I'll go ahead and say it - I see a lot of parallels between things going on in our world and things that happen in this book. To be sure, it's a very plausible story. And I think it helps the reader connect with Bird, and with his mother. Their fear is palpable, as is their love and concern for one another. There is almost a desperate feeling towards these characters, a yearning for them to find each other and experience freedom. But the reader will learn that freedom most often comes only by brave sacrifice.

She wants to be just his mother for one day. As if she can correct all these years without her, with one golden afternoon.

This is a really good book. It's a tad on the dark side - which I'm learning is something I appreciate in a well-written novel. For that reason, I probably would only recommend it to the right person; nonetheless it's beautifully done. I enjoyed the journey from secrecy and confusion to revelation and hope. Tidbit: libraries play an important part, which I found both scary and a point of genius in the plot.

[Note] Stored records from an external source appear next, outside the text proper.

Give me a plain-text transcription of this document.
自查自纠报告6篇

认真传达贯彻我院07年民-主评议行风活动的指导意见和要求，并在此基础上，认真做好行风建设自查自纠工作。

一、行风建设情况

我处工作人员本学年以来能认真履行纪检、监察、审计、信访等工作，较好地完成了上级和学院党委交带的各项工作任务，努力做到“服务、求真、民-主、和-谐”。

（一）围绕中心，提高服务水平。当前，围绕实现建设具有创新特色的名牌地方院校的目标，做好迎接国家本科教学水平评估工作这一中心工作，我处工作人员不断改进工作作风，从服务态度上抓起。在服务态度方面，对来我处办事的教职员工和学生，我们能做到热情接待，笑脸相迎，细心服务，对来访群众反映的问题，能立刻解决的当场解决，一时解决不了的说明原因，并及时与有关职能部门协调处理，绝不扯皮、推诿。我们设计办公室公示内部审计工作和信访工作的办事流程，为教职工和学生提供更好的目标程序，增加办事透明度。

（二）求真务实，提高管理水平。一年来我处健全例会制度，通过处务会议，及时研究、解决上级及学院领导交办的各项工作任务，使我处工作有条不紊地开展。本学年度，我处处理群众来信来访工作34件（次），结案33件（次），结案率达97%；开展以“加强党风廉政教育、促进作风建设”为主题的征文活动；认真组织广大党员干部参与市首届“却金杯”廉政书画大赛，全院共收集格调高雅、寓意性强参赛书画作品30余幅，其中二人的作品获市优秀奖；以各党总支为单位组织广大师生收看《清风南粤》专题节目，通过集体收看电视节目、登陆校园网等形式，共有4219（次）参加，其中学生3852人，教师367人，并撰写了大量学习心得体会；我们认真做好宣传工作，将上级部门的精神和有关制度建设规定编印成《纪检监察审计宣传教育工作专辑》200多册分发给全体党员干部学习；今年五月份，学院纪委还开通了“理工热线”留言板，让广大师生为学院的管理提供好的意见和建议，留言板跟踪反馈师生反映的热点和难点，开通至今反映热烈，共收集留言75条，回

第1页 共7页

When are you ever done with the story of someone you love? You turn the most precious of your memories over and over, wearing their edges smooth, warming them again with your heat. You touch the curves and hollows of every detail you have, memorizing them, reciting them once more though you already know them in your bones. Who ever thinks, recalling the face of the one they loved who is gone: yes, I looked at you enough, I loved you enough, we had enough time, any of this was enough?